Forgotten for almost a decade, the complex of buildings that once constituted the offices for the administration of statistics under the old socialist regime came to the center of the public discourse as a symbol of an across-the-board struggle for the right to the city of Berlin. Civic society actors and public stakeholders joined their efforts to put the unconditional selling of publicly-owned buildings to a halt, stressing the need to replace the monetary principle with the pursuing of the societal common good. The professionalization of bottom-up forms of activism claiming space for culture and diversity transformed the Haus der Statistik initiative into a large-scale project. This currently aims at regenerating the buildings to benefit local neighborhoods, refugees and cultural producers alike through the implementation of participatory practices of urban development.
Alamar is a new city built in the 1970s in the outskirts of La Habana, Cuba, mostly with rudimental prefabricated technologies inherited from the soviets.
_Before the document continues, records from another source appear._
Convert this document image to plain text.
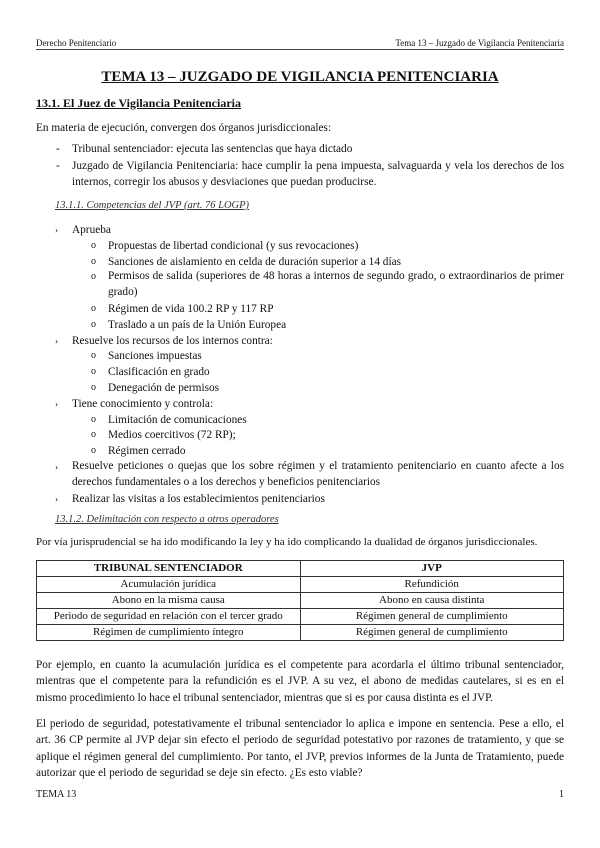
Derecho Penitenciario	Tema 13 – Juzgado de Vigilancia Penitenciaria
TEMA 13 – JUZGADO DE VIGILANCIA PENITENCIARIA
13.1. El Juez de Vigilancia Penitenciaria
En materia de ejecución, convergen dos órganos jurisdiccionales:
- Tribunal sentenciador: ejecuta las sentencias que haya dictado
- Juzgado de Vigilancia Penitenciaria: hace cumplir la pena impuesta, salvaguarda y vela los derechos de los internos, corregir los abusos y desviaciones que puedan producirse.
13.1.1. Competencias del JVP (art. 76 LOGP)
› Aprueba
o Propuestas de libertad condicional (y sus revocaciones)
o Sanciones de aislamiento en celda de duración superior a 14 días
o Permisos de salida (superiores de 48 horas a internos de segundo grado, o extraordinarios de primer grado)
o Régimen de vida 100.2 RP y 117 RP
o Traslado a un país de la Unión Europea
› Resuelve los recursos de los internos contra:
o Sanciones impuestas
o Clasificación en grado
o Denegación de permisos
› Tiene conocimiento y controla:
o Limitación de comunicaciones
o Medios coercitivos (72 RP);
o Régimen cerrado
› Resuelve peticiones o quejas que los sobre régimen y el tratamiento penitenciario en cuanto afecte a los derechos fundamentales o a los derechos y beneficios penitenciarios
› Realizar las visitas a los establecimientos penitenciarios
13.1.2. Delimitación con respecto a otros operadores
Por vía jurisprudencial se ha ido modificando la ley y ha ido complicando la dualidad de órganos jurisdiccionales.
TRIBUNAL SENTENCIADOR	JVP
Acumulación jurídica	Refundición
Abono en la misma causa	Abono en causa distinta
Periodo de seguridad en relación con el tercer grado	Régimen general de cumplimiento
Régimen de cumplimiento íntegro	Régimen general de cumplimiento
Por ejemplo, en cuanto la acumulación jurídica es el competente para acordarla el último tribunal sentenciador, mientras que el competente para la refundición es el JVP. A su vez, el abono de medidas cautelares, si es en el mismo procedimiento lo hace el tribunal sentenciador, mientras que si es por causa distinta es el JVP.
El periodo de seguridad, potestativamente el tribunal sentenciador lo aplica e impone en sentencia. Pese a ello, el art. 36 CP permite al JVP dejar sin efecto el periodo de seguridad potestativo por razones de tratamiento, y que se aplique el régimen general del cumplimiento. Por tanto, el JVP, previos informes de la Junta de Tratamiento, puede autorizar que el periodo de seguridad se deje sin efecto. ¿Es esto viable?
TEMA 13	1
It has been put in place through self-construction teams of 32 citizens employed in the so called microbrigadas: a system affecting not only the way the physical environment has been produced, but also the social texture formed in the process.
The Āgenskalns Market is case of regeneration of an old market structure in Riga done through a Private Public People Partnership. The building has been leased to a local company active in the neighbourhood, and the INHABIT Horizon 2020 provided additional resources to expand the social dimension of the project. Tesserae has trained the Local Community Activators and supported the participatory aspects and the engagement of stakeholders.